Monday, May 23, 2011

Less is More?

Craig suggests in this leadership video that less is more. He summarizes in three areas. First, less time leads to a better result. Second, fewer resources lead to greater innovation. Third, that less structure is often better. I do not agree with his concept for the first one: less time leads to a better result. I am particularly at odds with his point that more time leads to sloppiness. How less time equals less sloppiness confuses me. When you have more time you can give more attention to the details, thus being less sloppy. I can see if he meant more time can create procrastination, which often leads to sloppy work. However, I feel that less time makes me more apt to feel like the task is un-accomplishable. He says that less time forces creativity and when you have lots of time it just creates more meetings and more planning.
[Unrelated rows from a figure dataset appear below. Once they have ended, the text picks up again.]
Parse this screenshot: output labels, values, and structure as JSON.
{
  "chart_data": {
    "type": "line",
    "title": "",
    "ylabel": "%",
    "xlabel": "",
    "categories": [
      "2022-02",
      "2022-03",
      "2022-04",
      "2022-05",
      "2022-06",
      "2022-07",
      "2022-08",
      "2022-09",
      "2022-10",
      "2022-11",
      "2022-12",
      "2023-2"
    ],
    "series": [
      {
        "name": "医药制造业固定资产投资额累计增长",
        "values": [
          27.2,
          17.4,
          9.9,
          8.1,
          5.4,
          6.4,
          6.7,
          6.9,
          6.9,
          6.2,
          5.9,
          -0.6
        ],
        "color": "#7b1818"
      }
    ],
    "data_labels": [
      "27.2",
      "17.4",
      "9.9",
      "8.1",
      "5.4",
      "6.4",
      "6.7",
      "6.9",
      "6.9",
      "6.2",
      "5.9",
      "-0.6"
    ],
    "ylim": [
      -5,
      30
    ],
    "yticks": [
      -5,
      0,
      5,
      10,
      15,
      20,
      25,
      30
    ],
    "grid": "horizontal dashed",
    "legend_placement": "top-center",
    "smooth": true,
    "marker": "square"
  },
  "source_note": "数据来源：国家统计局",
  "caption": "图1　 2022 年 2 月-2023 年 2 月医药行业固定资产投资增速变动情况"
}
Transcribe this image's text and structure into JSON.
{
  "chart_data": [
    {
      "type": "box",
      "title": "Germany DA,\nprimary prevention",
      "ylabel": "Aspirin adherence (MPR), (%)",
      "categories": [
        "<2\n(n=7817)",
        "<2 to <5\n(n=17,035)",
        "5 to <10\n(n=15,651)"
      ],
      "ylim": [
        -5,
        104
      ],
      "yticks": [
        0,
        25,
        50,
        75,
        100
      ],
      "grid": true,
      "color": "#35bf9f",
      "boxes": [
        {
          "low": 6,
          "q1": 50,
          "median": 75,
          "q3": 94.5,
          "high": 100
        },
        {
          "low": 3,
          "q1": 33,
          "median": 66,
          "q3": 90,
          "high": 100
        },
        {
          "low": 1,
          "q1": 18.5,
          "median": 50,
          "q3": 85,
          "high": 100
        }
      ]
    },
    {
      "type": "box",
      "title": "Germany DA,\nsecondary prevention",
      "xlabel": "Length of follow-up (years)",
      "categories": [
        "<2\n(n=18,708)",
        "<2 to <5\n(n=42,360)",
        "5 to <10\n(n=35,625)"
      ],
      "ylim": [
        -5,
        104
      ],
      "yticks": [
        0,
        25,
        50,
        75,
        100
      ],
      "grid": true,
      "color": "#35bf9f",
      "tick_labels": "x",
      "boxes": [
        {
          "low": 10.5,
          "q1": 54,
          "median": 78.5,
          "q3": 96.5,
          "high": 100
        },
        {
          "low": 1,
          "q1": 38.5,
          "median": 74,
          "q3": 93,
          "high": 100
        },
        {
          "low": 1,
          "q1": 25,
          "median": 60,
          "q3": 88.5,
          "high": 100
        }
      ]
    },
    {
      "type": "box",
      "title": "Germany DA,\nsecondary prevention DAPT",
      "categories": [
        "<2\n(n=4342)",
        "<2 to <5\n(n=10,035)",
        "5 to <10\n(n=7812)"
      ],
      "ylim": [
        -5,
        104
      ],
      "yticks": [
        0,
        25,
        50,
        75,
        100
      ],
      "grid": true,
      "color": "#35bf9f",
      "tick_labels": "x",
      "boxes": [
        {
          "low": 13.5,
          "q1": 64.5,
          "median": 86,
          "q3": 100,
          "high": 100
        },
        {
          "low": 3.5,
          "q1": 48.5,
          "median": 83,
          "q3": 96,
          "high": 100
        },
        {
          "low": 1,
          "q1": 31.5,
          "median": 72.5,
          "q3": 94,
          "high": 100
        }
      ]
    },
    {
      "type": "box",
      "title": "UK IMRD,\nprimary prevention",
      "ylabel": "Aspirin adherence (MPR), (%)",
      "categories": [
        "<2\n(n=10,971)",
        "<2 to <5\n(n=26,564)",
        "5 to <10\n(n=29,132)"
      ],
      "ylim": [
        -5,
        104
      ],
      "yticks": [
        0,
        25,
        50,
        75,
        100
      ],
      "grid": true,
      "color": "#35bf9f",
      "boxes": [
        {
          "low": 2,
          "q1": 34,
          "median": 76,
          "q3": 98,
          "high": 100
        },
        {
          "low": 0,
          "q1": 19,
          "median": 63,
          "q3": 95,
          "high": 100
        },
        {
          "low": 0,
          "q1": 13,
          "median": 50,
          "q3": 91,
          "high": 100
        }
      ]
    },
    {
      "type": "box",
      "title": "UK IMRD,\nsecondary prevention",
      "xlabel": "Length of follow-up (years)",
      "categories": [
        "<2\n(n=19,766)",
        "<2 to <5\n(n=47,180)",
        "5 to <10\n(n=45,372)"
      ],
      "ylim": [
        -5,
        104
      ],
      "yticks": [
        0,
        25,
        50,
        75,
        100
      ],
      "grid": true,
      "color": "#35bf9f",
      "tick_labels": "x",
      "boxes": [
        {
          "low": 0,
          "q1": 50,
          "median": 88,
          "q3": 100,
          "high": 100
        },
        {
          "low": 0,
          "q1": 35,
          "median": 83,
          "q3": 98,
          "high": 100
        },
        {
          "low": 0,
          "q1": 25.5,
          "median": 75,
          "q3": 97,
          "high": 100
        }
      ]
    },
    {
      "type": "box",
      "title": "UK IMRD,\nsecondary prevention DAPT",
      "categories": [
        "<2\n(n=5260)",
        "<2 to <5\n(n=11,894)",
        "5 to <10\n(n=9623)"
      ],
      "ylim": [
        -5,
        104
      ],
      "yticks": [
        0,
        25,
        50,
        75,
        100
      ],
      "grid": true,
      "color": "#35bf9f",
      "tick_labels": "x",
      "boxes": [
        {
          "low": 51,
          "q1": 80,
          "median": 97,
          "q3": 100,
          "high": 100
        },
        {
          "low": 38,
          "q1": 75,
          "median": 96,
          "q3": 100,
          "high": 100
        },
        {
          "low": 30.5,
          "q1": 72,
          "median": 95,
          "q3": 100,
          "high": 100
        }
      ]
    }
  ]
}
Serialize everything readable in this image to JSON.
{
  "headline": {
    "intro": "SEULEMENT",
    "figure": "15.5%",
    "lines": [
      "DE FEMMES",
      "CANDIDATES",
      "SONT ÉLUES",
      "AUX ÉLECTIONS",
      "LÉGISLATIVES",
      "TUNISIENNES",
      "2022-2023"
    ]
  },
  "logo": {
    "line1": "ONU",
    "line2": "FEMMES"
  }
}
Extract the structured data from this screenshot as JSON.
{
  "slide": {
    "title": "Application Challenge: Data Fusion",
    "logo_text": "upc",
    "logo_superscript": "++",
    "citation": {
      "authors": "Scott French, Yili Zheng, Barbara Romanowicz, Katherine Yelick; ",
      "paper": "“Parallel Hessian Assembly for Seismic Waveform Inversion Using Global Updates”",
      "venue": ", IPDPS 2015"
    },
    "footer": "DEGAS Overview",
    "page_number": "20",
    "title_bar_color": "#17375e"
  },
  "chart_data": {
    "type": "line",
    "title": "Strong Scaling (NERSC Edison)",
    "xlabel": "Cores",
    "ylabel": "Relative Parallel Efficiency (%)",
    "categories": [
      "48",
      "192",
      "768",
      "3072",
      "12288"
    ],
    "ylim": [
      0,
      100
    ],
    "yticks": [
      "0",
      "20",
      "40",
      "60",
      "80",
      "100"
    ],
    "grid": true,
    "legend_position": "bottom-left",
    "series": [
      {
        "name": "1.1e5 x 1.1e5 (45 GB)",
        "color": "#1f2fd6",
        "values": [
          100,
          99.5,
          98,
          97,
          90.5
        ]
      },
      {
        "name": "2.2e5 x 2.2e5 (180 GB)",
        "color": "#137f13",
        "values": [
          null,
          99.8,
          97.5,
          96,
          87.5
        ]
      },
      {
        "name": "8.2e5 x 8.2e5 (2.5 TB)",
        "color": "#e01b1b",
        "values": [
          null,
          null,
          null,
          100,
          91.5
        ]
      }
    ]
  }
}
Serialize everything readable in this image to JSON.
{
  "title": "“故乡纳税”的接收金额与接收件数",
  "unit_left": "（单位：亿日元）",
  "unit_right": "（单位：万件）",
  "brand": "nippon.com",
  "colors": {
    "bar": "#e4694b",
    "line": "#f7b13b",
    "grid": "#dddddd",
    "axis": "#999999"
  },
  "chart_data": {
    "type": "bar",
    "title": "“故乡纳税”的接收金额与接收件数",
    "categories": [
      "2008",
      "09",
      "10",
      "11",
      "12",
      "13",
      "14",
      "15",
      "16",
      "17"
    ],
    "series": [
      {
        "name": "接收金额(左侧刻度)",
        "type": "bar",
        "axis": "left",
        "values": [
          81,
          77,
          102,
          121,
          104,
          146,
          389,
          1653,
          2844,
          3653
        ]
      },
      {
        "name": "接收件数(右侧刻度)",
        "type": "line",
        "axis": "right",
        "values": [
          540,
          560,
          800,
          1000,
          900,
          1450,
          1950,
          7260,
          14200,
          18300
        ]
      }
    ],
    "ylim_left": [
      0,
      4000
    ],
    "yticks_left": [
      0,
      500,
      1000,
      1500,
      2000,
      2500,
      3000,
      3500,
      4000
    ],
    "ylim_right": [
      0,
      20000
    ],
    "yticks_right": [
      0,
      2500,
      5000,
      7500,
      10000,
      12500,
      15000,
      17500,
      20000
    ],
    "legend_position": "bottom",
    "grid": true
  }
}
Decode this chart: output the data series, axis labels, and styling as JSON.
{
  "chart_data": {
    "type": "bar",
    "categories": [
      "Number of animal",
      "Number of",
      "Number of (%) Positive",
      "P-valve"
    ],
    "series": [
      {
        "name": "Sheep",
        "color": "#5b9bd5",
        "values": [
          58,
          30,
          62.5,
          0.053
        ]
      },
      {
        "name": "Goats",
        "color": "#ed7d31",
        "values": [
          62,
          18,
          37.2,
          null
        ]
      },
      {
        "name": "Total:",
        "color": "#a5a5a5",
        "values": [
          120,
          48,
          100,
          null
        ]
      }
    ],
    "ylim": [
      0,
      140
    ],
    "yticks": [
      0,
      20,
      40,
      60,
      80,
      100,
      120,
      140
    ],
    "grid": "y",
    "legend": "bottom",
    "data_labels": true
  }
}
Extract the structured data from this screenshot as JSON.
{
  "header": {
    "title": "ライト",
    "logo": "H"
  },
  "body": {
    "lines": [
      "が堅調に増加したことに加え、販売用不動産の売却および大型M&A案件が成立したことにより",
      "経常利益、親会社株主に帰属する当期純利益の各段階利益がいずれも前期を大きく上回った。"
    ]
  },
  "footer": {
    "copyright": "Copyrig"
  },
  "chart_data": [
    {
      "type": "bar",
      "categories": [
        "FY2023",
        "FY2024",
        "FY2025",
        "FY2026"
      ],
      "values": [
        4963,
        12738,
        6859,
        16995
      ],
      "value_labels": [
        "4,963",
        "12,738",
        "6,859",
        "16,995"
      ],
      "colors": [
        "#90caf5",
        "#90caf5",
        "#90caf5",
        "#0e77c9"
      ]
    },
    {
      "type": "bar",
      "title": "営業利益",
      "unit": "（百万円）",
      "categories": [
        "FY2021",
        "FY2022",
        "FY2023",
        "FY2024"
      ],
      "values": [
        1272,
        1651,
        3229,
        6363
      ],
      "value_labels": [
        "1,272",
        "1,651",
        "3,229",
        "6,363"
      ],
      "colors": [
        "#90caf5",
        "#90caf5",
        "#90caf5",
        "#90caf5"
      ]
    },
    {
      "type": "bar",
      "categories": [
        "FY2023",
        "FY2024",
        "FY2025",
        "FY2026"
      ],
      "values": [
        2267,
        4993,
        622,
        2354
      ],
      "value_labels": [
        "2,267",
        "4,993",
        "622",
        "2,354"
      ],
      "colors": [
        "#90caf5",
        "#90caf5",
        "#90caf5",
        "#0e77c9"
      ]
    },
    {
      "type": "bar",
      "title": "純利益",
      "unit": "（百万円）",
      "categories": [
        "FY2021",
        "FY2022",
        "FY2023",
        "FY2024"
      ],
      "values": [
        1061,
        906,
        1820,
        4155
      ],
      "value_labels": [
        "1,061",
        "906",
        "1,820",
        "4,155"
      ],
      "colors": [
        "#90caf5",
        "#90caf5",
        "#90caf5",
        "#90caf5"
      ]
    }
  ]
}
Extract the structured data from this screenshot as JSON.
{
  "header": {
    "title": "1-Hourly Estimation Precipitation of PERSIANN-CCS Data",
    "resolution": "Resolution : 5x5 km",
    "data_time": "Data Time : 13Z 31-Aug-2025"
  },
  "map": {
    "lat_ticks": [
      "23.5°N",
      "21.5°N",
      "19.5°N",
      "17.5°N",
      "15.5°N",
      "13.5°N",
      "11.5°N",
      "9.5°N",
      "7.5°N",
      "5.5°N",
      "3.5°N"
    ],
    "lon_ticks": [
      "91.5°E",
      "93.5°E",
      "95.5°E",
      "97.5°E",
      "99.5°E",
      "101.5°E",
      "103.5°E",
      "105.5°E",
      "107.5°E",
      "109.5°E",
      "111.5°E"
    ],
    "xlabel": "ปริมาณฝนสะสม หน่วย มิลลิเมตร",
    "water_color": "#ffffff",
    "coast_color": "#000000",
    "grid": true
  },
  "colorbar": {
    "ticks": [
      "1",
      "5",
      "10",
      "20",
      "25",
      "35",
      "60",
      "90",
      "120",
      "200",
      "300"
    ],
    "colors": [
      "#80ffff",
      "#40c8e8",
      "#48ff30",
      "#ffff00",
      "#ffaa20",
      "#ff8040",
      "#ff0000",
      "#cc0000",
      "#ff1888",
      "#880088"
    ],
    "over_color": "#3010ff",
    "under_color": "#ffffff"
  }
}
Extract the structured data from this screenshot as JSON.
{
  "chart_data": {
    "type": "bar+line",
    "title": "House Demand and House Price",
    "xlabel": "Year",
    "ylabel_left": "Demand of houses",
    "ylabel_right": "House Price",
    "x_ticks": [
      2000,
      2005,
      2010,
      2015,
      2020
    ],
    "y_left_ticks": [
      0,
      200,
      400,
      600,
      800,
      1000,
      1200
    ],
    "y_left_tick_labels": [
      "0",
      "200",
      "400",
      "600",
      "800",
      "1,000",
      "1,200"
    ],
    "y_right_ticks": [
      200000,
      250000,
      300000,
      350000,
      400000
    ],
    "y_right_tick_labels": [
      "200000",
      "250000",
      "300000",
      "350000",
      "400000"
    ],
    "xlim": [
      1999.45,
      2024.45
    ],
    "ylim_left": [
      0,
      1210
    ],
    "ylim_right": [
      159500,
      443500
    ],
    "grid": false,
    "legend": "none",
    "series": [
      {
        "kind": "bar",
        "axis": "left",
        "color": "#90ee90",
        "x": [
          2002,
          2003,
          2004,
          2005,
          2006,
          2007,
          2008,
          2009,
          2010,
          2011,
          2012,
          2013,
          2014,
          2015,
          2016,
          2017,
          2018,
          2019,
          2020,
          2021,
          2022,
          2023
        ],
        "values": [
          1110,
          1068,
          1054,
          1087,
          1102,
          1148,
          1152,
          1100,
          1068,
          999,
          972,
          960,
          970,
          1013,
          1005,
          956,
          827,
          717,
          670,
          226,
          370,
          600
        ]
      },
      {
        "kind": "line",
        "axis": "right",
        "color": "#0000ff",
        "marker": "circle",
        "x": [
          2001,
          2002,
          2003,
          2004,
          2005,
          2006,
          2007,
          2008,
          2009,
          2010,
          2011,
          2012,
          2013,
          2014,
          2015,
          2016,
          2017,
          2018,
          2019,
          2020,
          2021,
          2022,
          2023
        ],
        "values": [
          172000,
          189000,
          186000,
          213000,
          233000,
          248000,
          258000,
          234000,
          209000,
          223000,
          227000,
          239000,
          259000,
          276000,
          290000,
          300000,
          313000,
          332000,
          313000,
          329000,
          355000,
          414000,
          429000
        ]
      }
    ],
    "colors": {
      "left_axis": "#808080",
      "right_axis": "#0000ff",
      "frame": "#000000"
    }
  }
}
He says that it is better to be prepared rather than to plan ahead into the future. He even calls the 5 year plan dead and stupid. Although I agree that a 5 year plan can change, I would think that without a plan you might become stagnate because there is no goal. I do agree with his concept of less structure is often better. When we over policy the church and become rigid observers of our order and system, we lose immediacy to action. Too many groups can also cause polity issues. I like to run with just enough foundational structure to operate.

2 comments:

  1. I agree with Groeschel in all three points but that is because I have experienced it in the current ministry situation. More time tends to be spent considering the best course of action, which may have been what he referred to as meetings. One can be over concentrated on peripheral issues within, like spending four hours on one page of a 26 page paper. When you have less time you’re forced to spend it on what is important and that which is not falls to the wayside, and they tend to not critical in the end. I would challenge your statement that says that you may become more stagnate by not having a five year plan. The world we live in is changing rapidly and having a five year plan may lock you into a goal that isn’t worthwhile. You said that having too much structure leads to a loss of “immediacy to action.” This may apply to 5 year plans. Don’t get me wrong, we can have goals for the ‘distant’ future, however we risk losing our ability to act and react to the changing world and Gods movement when we lock ourselves into anything. I think he may be on to something but it does need more explanation.